Y él me dijo: «Es sencilla mi escritura;
y en esperar ninguno se equivoca,
si con la mente clara bien se mira;
pues la cima del juicio no se allana
porque el fuego de amor cumpla en un punto
lo que satisfacer aquí se espera;
y allí donde hice tal afirmación,
no se enmendaba, por rezar, la culpa,
pues la oración de Dios estaba lejos.
No te fijes en dudas tan profundas
sino tan sólo en lo que diga aquella
que entre mente y la verdad alumbre.
No sé si entiendes: de Beatriz te hablo;
arriba la verás, sobre la cima
de este monte, dichosa y sonriendo.»
Y yo: «Señor, vayamos más aprisa,
que ya no estoy cansado como antes,
y ya veo que el monte arroja sombra.»
« Caminaremos mientras dure el día
—él me repuso— el tiempo que podamos;
mas no es la cosa como la imaginas.
Antes de estar arriba, volverás
a ver aquel que oculta la ladera,
de modo que sus rayos ya no rompes.
Pero mira aquel alma que allá inmóvil,
completamente sola, nos contempla:
el camino más corto ha de mostrarnos.
Nos acercamos: ¡oh ánima lombarda
qué altiva y desdeñosa aparecías,
qué noble y lenta en el mover los ojos!
Ella no nos decía una palabra,
mas nos dejaba andar, sólo mirando
a guisa de león cuando reposa.
Mas Virgilio acercóse a él, pidiendo
que nos mostrase la mejor subida;
pero a su ruego nada respondió,
mas de nuestro país y nuestra vida
nos preguntó; y mi guía comenzaba
«Mantua...» y la sombra, toda en ella absorta,
vino hacia él del sitio en que se hallaba
diciendo: «¡Oh mantuano, soy Sordello,
soy de tu misma tierra!», y se abrazaron.

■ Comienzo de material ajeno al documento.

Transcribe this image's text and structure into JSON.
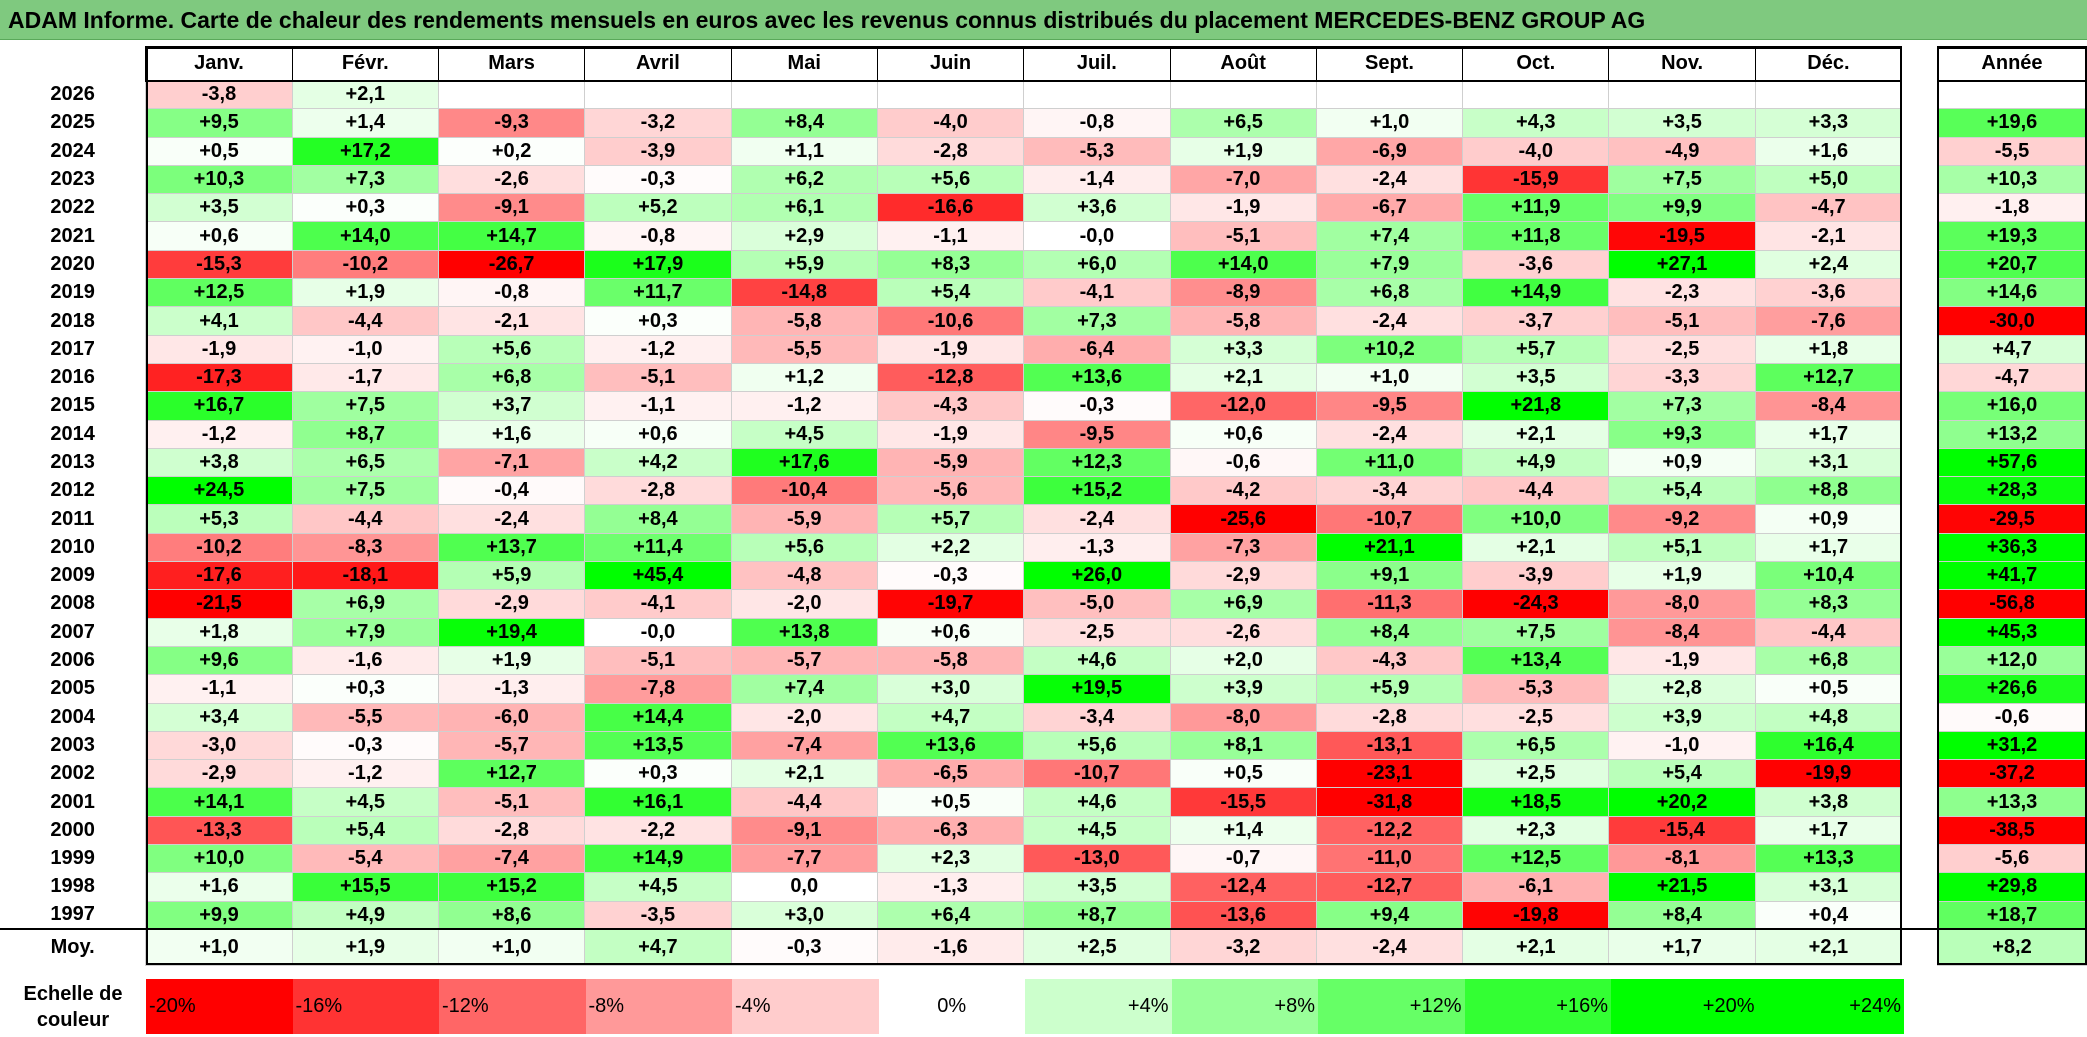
{
  "title": "ADAM Informe. Carte de chaleur des rendements mensuels en euros avec les revenus connus distribués du placement MERCEDES-BENZ GROUP AG",
  "colors": {
    "title_bg": "#7fc97f",
    "negative": "#ff0000",
    "zero": "#ffffff",
    "positive": "#00ff00"
  },
  "chart_data": {
    "type": "heatmap",
    "months": [
      "Janv.",
      "Févr.",
      "Mars",
      "Avril",
      "Mai",
      "Juin",
      "Juil.",
      "Août",
      "Sept.",
      "Oct.",
      "Nov.",
      "Déc."
    ],
    "year_header": "Année",
    "rows": [
      {
        "year": "2026",
        "months": [
          "-3,8",
          "+2,1",
          "",
          "",
          "",
          "",
          "",
          "",
          "",
          "",
          "",
          ""
        ],
        "annual": ""
      },
      {
        "year": "2025",
        "months": [
          "+9,5",
          "+1,4",
          "-9,3",
          "-3,2",
          "+8,4",
          "-4,0",
          "-0,8",
          "+6,5",
          "+1,0",
          "+4,3",
          "+3,5",
          "+3,3"
        ],
        "annual": "+19,6"
      },
      {
        "year": "2024",
        "months": [
          "+0,5",
          "+17,2",
          "+0,2",
          "-3,9",
          "+1,1",
          "-2,8",
          "-5,3",
          "+1,9",
          "-6,9",
          "-4,0",
          "-4,9",
          "+1,6"
        ],
        "annual": "-5,5"
      },
      {
        "year": "2023",
        "months": [
          "+10,3",
          "+7,3",
          "-2,6",
          "-0,3",
          "+6,2",
          "+5,6",
          "-1,4",
          "-7,0",
          "-2,4",
          "-15,9",
          "+7,5",
          "+5,0"
        ],
        "annual": "+10,3"
      },
      {
        "year": "2022",
        "months": [
          "+3,5",
          "+0,3",
          "-9,1",
          "+5,2",
          "+6,1",
          "-16,6",
          "+3,6",
          "-1,9",
          "-6,7",
          "+11,9",
          "+9,9",
          "-4,7"
        ],
        "annual": "-1,8"
      },
      {
        "year": "2021",
        "months": [
          "+0,6",
          "+14,0",
          "+14,7",
          "-0,8",
          "+2,9",
          "-1,1",
          "-0,0",
          "-5,1",
          "+7,4",
          "+11,8",
          "-19,5",
          "-2,1"
        ],
        "annual": "+19,3"
      },
      {
        "year": "2020",
        "months": [
          "-15,3",
          "-10,2",
          "-26,7",
          "+17,9",
          "+5,9",
          "+8,3",
          "+6,0",
          "+14,0",
          "+7,9",
          "-3,6",
          "+27,1",
          "+2,4"
        ],
        "annual": "+20,7"
      },
      {
        "year": "2019",
        "months": [
          "+12,5",
          "+1,9",
          "-0,8",
          "+11,7",
          "-14,8",
          "+5,4",
          "-4,1",
          "-8,9",
          "+6,8",
          "+14,9",
          "-2,3",
          "-3,6"
        ],
        "annual": "+14,6"
      },
      {
        "year": "2018",
        "months": [
          "+4,1",
          "-4,4",
          "-2,1",
          "+0,3",
          "-5,8",
          "-10,6",
          "+7,3",
          "-5,8",
          "-2,4",
          "-3,7",
          "-5,1",
          "-7,6"
        ],
        "annual": "-30,0"
      },
      {
        "year": "2017",
        "months": [
          "-1,9",
          "-1,0",
          "+5,6",
          "-1,2",
          "-5,5",
          "-1,9",
          "-6,4",
          "+3,3",
          "+10,2",
          "+5,7",
          "-2,5",
          "+1,8"
        ],
        "annual": "+4,7"
      },
      {
        "year": "2016",
        "months": [
          "-17,3",
          "-1,7",
          "+6,8",
          "-5,1",
          "+1,2",
          "-12,8",
          "+13,6",
          "+2,1",
          "+1,0",
          "+3,5",
          "-3,3",
          "+12,7"
        ],
        "annual": "-4,7"
      },
      {
        "year": "2015",
        "months": [
          "+16,7",
          "+7,5",
          "+3,7",
          "-1,1",
          "-1,2",
          "-4,3",
          "-0,3",
          "-12,0",
          "-9,5",
          "+21,8",
          "+7,3",
          "-8,4"
        ],
        "annual": "+16,0"
      },
      {
        "year": "2014",
        "months": [
          "-1,2",
          "+8,7",
          "+1,6",
          "+0,6",
          "+4,5",
          "-1,9",
          "-9,5",
          "+0,6",
          "-2,4",
          "+2,1",
          "+9,3",
          "+1,7"
        ],
        "annual": "+13,2"
      },
      {
        "year": "2013",
        "months": [
          "+3,8",
          "+6,5",
          "-7,1",
          "+4,2",
          "+17,6",
          "-5,9",
          "+12,3",
          "-0,6",
          "+11,0",
          "+4,9",
          "+0,9",
          "+3,1"
        ],
        "annual": "+57,6"
      },
      {
        "year": "2012",
        "months": [
          "+24,5",
          "+7,5",
          "-0,4",
          "-2,8",
          "-10,4",
          "-5,6",
          "+15,2",
          "-4,2",
          "-3,4",
          "-4,4",
          "+5,4",
          "+8,8"
        ],
        "annual": "+28,3"
      },
      {
        "year": "2011",
        "months": [
          "+5,3",
          "-4,4",
          "-2,4",
          "+8,4",
          "-5,9",
          "+5,7",
          "-2,4",
          "-25,6",
          "-10,7",
          "+10,0",
          "-9,2",
          "+0,9"
        ],
        "annual": "-29,5"
      },
      {
        "year": "2010",
        "months": [
          "-10,2",
          "-8,3",
          "+13,7",
          "+11,4",
          "+5,6",
          "+2,2",
          "-1,3",
          "-7,3",
          "+21,1",
          "+2,1",
          "+5,1",
          "+1,7"
        ],
        "annual": "+36,3"
      },
      {
        "year": "2009",
        "months": [
          "-17,6",
          "-18,1",
          "+5,9",
          "+45,4",
          "-4,8",
          "-0,3",
          "+26,0",
          "-2,9",
          "+9,1",
          "-3,9",
          "+1,9",
          "+10,4"
        ],
        "annual": "+41,7"
      },
      {
        "year": "2008",
        "months": [
          "-21,5",
          "+6,9",
          "-2,9",
          "-4,1",
          "-2,0",
          "-19,7",
          "-5,0",
          "+6,9",
          "-11,3",
          "-24,3",
          "-8,0",
          "+8,3"
        ],
        "annual": "-56,8"
      },
      {
        "year": "2007",
        "months": [
          "+1,8",
          "+7,9",
          "+19,4",
          "-0,0",
          "+13,8",
          "+0,6",
          "-2,5",
          "-2,6",
          "+8,4",
          "+7,5",
          "-8,4",
          "-4,4"
        ],
        "annual": "+45,3"
      },
      {
        "year": "2006",
        "months": [
          "+9,6",
          "-1,6",
          "+1,9",
          "-5,1",
          "-5,7",
          "-5,8",
          "+4,6",
          "+2,0",
          "-4,3",
          "+13,4",
          "-1,9",
          "+6,8"
        ],
        "annual": "+12,0"
      },
      {
        "year": "2005",
        "months": [
          "-1,1",
          "+0,3",
          "-1,3",
          "-7,8",
          "+7,4",
          "+3,0",
          "+19,5",
          "+3,9",
          "+5,9",
          "-5,3",
          "+2,8",
          "+0,5"
        ],
        "annual": "+26,6"
      },
      {
        "year": "2004",
        "months": [
          "+3,4",
          "-5,5",
          "-6,0",
          "+14,4",
          "-2,0",
          "+4,7",
          "-3,4",
          "-8,0",
          "-2,8",
          "-2,5",
          "+3,9",
          "+4,8"
        ],
        "annual": "-0,6"
      },
      {
        "year": "2003",
        "months": [
          "-3,0",
          "-0,3",
          "-5,7",
          "+13,5",
          "-7,4",
          "+13,6",
          "+5,6",
          "+8,1",
          "-13,1",
          "+6,5",
          "-1,0",
          "+16,4"
        ],
        "annual": "+31,2"
      },
      {
        "year": "2002",
        "months": [
          "-2,9",
          "-1,2",
          "+12,7",
          "+0,3",
          "+2,1",
          "-6,5",
          "-10,7",
          "+0,5",
          "-23,1",
          "+2,5",
          "+5,4",
          "-19,9"
        ],
        "annual": "-37,2"
      },
      {
        "year": "2001",
        "months": [
          "+14,1",
          "+4,5",
          "-5,1",
          "+16,1",
          "-4,4",
          "+0,5",
          "+4,6",
          "-15,5",
          "-31,8",
          "+18,5",
          "+20,2",
          "+3,8"
        ],
        "annual": "+13,3"
      },
      {
        "year": "2000",
        "months": [
          "-13,3",
          "+5,4",
          "-2,8",
          "-2,2",
          "-9,1",
          "-6,3",
          "+4,5",
          "+1,4",
          "-12,2",
          "+2,3",
          "-15,4",
          "+1,7"
        ],
        "annual": "-38,5"
      },
      {
        "year": "1999",
        "months": [
          "+10,0",
          "-5,4",
          "-7,4",
          "+14,9",
          "-7,7",
          "+2,3",
          "-13,0",
          "-0,7",
          "-11,0",
          "+12,5",
          "-8,1",
          "+13,3"
        ],
        "annual": "-5,6"
      },
      {
        "year": "1998",
        "months": [
          "+1,6",
          "+15,5",
          "+15,2",
          "+4,5",
          "0,0",
          "-1,3",
          "+3,5",
          "-12,4",
          "-12,7",
          "-6,1",
          "+21,5",
          "+3,1"
        ],
        "annual": "+29,8"
      },
      {
        "year": "1997",
        "months": [
          "+9,9",
          "+4,9",
          "+8,6",
          "-3,5",
          "+3,0",
          "+6,4",
          "+8,7",
          "-13,6",
          "+9,4",
          "-19,8",
          "+8,4",
          "+0,4"
        ],
        "annual": "+18,7"
      }
    ],
    "average": {
      "label": "Moy.",
      "months": [
        "+1,0",
        "+1,9",
        "+1,0",
        "+4,7",
        "-0,3",
        "-1,6",
        "+2,5",
        "-3,2",
        "-2,4",
        "+2,1",
        "+1,7",
        "+2,1"
      ],
      "annual": "+8,2"
    },
    "scale": {
      "label": "Echelle de couleur",
      "steps": [
        "-20%",
        "-16%",
        "-12%",
        "-8%",
        "-4%",
        "0%",
        "+4%",
        "+8%",
        "+12%",
        "+16%",
        "+20%",
        "+24%"
      ]
    }
  }
}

¡Ah esclava Italia, albergue de dolores,
nave sin timonel en la borrasca,
burdel, no soberana de provincias!
Aquel alma gentil tan prestamente,
sólo al oír el nombre de su tierra,
comenzó a festejar a su paisano,
y en ti ahora sin guerras no se hallan
tus vivos, y se muerden unos a otros,
los que un foso y un muro mismo encierran.
Busca, mísera, en torno de tus costas
tus playas, y después mira en el centro,
si alguna parte en ti de paz disfruta.
¿De qué vale que el freno te pusiera,
Justiniano, si nadie hay en la silla?
Menor fuera sin ése la vergüenza.
Ah gentes que debíais ser devotas,
y consentir al César en su trono,
si aquello que Dios manda comprendieseis,
esa fiera mirad cuán indomable,
por no ser corregida por la espuela,
al poner en las riendas vuestras manos.